SALIENT FEATURES OF POWER POLICY 2002
* Scope of the Policy covers private, public-private and public sector projects.
* Invitation of bids on tariff through International Competitive Bidding (ICB).
* Encourage exploitation of indigenous resources including hydel, coal, gas and renewable resources through active involvement of the local engineering, design and manufacturing capabilities.
* Customs duty at the rate of 5% on the import of plant and equipment not manufactured locally.
* To enhance share of Renewable Energy Sources, hydel and fuels other then oil-based fuels, full levy of income tax on oil-fired power projects.
* For projects above 50 MW One ñ Window support to be provided at the Federal level. For projects below and upto 50 MW One Window support to be provided at the respective Provincial/AJK level.
* Ministry of Water and Power (through PPIB) to remain the focal point at Federal level.
* To develop raw sites whose feasibility studies are not available, unsolicited bids would be welcomed. The sponsors of feasibility studies on raw sites will have first right of refusal.
* Two-part tariff structure consisting of fixed capacity and variable energy component is recommended with the proviso that fixed capacity payment for Hydel projects would fall between 60% to 66% of the total tariff.
* Hydrological Risk to be borne by power purchaser (WAPDA/NTDC/KESC).
However on one hand the 2002 Policy brought favors on the other hand it had some discrepancies as well. These issues which rose in the Policy are as under:
Currency Exchange Rate: The "Policy for Power Generation Projects 2002" states that: 'bidders may include separate components in the Capacity Purchase Price (CPP) and Energy Purchase Price (EPP) which are subject to adjustment only for variations in the exchange rate between the rupee and dollar. However, Engineering Procurement and Construction (EPC) contracts of IPPs were not necessarily in dollars because of sourcing of equipment and financing from various markets (eg US, UK, Japan and Europe). Therefore, IPPs had been contending that they were being exposed to impact the currency exchange rate variation affecting their costs, which was a risk beyond their control.
Parity In RoE For Local And Foreign Investors: At present NEPRA allows return (currently 15%) in dollar terms on foreign exchange component of RoE while local component of equity was allowed the return in rupees. The lPPs had been contending that this discrimination should be removed.
Non Supply of RFO to Be a Pakistan political force majeure (PPFME): The ministry further proposed that present policy of not guaranteeing payment obligations of fuel supplier should continue.
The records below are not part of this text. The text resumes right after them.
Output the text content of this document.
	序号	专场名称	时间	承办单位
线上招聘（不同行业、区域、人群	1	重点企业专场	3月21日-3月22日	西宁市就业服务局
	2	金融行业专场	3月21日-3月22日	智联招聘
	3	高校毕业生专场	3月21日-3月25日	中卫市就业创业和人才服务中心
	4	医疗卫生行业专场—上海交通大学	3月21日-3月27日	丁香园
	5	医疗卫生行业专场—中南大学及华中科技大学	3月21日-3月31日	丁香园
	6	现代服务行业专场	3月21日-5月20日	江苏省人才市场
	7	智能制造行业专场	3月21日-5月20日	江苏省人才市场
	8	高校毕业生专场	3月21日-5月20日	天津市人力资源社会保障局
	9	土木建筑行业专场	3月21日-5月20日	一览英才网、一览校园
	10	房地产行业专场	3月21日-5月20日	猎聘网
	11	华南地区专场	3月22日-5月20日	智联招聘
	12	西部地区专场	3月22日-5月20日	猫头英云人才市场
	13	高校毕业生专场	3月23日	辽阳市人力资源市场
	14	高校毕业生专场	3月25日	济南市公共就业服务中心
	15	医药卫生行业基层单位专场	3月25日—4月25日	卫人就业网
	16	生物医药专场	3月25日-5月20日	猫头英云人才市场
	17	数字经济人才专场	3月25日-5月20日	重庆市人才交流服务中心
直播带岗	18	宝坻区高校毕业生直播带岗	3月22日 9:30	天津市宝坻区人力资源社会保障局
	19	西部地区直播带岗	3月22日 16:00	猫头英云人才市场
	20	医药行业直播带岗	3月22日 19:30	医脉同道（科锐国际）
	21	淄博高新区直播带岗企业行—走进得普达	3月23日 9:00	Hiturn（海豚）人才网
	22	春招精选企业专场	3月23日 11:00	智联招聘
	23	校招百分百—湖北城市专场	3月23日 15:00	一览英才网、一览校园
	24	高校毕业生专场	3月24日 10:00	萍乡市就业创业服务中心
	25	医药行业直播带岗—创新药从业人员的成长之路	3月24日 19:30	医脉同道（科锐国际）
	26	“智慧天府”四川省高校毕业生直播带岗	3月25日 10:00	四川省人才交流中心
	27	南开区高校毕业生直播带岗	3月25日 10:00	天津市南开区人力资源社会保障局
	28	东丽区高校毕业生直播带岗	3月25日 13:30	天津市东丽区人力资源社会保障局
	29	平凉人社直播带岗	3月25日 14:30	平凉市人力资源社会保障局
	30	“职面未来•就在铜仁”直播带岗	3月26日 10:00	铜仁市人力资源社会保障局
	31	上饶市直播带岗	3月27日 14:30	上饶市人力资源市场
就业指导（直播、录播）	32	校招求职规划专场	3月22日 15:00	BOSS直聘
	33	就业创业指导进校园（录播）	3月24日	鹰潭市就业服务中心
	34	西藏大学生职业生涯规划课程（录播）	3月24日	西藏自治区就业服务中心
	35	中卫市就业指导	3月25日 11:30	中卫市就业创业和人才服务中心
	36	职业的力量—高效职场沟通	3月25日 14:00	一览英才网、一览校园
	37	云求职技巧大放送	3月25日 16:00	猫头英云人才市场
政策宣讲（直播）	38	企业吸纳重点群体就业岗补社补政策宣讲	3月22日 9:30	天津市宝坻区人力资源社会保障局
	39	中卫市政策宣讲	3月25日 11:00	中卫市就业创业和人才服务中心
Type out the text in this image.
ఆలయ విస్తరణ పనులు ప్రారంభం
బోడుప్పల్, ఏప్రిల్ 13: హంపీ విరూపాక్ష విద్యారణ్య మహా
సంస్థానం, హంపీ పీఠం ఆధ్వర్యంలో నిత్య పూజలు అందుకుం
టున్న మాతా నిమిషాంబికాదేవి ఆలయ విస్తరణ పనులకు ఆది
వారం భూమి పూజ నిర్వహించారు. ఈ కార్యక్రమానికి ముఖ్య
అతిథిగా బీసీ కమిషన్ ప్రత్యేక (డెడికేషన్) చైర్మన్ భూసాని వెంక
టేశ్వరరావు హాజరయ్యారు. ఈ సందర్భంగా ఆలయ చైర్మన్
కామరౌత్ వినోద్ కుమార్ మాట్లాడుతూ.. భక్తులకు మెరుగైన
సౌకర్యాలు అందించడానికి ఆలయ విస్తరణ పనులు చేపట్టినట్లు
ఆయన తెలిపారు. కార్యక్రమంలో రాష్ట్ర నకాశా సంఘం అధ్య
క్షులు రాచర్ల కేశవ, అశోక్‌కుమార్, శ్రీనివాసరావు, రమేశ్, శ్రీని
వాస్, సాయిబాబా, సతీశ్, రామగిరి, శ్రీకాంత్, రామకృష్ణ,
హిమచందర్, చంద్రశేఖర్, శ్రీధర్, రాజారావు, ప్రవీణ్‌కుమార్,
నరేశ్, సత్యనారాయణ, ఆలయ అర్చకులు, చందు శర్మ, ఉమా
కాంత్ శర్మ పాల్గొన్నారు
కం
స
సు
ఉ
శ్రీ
However, the nation wide shortage of fuel needs to be recognized as Pakistan political force majeure (as opposed to be an other force majeure event, under which case for RFO Projects no capacity payments were guaranteed but rather the concession period would have extended by the period of force majeure, which would have meant forced rescheduling for RFO projects) and procedure / mechanism allowed in the 1994 contracts be adopted to address the issue).
The dark and frightening shadows of load-shedding have again started to loom large. The start of the year has been very treacherous due to power outages. The city of Karachi, with a population base of above 10 million, is already bearing the brunt of power shortages. Hence with the new budget round the corner we anticipate slight changes in the previous policy which will be as under:
* Previously only US$ denominated currency was factored in cost escalation part of the final tariff. However we expect in the budget that Euro, Pound Sterling and Japanese Yen-denominated risk will now be added as well.
* Previously, only foreign investors had guarantee in US dollars on Return on Equity (ROE). The 15% ROE will now be guaranteed in US dollar terms for both foreign and local investors.
* Previously only local component of O&M cost was indexed. Hence we expect the foreign component of Operating & Maintenance Cost (O&M) is to be indexed with US CPI as well.
These amendments if implemented would only be applied to those power projects that got license under Power Policy 2002.